Храм Вознесения, где Данило когда-то крестил младенцев и венчал молодых, теперь был не святыней, а логовом. Его стены, покрытые трещинами, словно морщинами старика, хранили следы пуль и копоти. Купол, некогда сиявший золотом, потускнел, а крест на нём покосился, будто готовый рухнуть под тяжестью грехов, что творились внутри. У входа стояли двое часовых, больше похожих на разбойников, чем на солдат. Их пики были обрезаны, а лезвия покрыты ржавчиной и засохшей кровью. Один из них, с лицом, изуродованным оспой, сплюнул Данило под ноги, но ничего не сказал – его глаза, мутные от самогона, говорили яснее слов: «Ты здесь никто». Внутри храма не осталось ничего от былой святости. Запах ладана, что когда-то наполнял воздух, вытеснили вонь пота, перегара и страха – едкая, почти осязаемая. Алтарь, где некогда лежало Евангелие, был завален картами, свитками и пустыми флягами, а на престоле, где совершалась литургия, теперь лежал окровавленный кинжал. Его рукоять была обмотана кожей, а на лезвии виднелась грубо вырезанная надпись: «За царя и волю». Данило замер, глядя на этот кинжал, и почувствовал, как холод пробежал по спине. Это было не просто оружие – это была насмешка над всем, что он когда-то считал священным.

Власьев: проповедник и палач

За столом, сколоченным из церковных скамеек, сидел Власьев, развалившись на краденом барском кресле, чьи резные подлокотники были исцарапаны ножами. Его ряса, некогда белая, как снег, теперь была покрыта пятнами глины, крови и жира, а подол её обтрепался, словно его жевали собаки. На груди Власьева болтался медный крест, слишком большой, слишком тяжёлый, будто он пытался придавить им свою совесть, что ещё шевелилась где-то в глубине души. В руке он сжимал свиток с приказами, но пальцы его дрожали – то ли от холода, то ли от самогона, что он пил без меры. Его лицо, когда-то красивое, с правильными чертами, теперь было измождённым, с глубокими морщинами, а глаза, некогда горевшие верой, смотрели куда-то сквозь стены – туда, где, возможно, ещё звучали его проповеди о милосердии и любви.

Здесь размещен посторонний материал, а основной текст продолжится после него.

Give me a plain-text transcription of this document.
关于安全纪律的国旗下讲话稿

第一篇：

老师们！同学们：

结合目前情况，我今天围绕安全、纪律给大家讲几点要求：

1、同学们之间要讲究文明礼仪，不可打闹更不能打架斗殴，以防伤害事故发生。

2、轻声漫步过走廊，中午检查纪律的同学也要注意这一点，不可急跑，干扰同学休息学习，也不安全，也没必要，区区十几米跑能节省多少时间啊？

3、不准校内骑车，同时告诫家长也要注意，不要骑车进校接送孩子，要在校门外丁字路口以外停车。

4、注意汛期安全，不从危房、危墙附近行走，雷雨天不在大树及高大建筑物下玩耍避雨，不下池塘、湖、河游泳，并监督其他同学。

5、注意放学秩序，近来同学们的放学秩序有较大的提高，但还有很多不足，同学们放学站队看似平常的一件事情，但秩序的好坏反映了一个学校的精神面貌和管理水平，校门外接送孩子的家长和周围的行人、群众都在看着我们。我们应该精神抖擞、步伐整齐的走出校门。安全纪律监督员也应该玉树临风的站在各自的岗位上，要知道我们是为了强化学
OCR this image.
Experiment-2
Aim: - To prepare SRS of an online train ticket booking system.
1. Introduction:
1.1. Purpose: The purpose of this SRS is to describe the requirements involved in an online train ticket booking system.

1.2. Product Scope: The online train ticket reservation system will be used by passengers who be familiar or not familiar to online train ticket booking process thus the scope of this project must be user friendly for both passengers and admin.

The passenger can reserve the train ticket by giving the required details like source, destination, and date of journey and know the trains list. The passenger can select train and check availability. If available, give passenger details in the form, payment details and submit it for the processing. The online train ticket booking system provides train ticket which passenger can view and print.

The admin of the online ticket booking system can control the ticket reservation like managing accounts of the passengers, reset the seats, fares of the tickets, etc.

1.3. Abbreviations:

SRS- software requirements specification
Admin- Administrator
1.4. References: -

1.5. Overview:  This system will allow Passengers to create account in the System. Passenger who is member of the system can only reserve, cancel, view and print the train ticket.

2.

Но в этом взгляде не было ни тепла, ни надежды – только пустота, как у человека, который давно продал душу, но всё ещё притворяется, что она у него есть.

– Власьев (не поднимая головы):
– Батюшка Данило… присягнувший?
Его голос был низким, с хрипотцой, словно ржавая цепь, что скрипит на ветру. Он не смотрел на Данило, но в его тоне была насмешка, будто он знал, какой ценой далась эта присяга.
– Данило:
– Да…
Слово вырвалось тихо, почти шепотом, и Данило почувствовал, как оно жжёт горло, словно проглоченный уголь. Он хотел добавить что-то, объяснить, но язык будто прилип к нёбу.
– Власьев (с усмешкой):
– Значит, с нами.
Он наконец поднял глаза, и в них мелькнула искра – не радости, не торжества, а чего-то звериного, как у волка, что почуял добычу. Усмешка искривила его губы, обнажив жёлтые зубы, и Данило вдруг понял, что перед ним не священник, а палач, чья ряса – лишь маска, скрывающая клыки.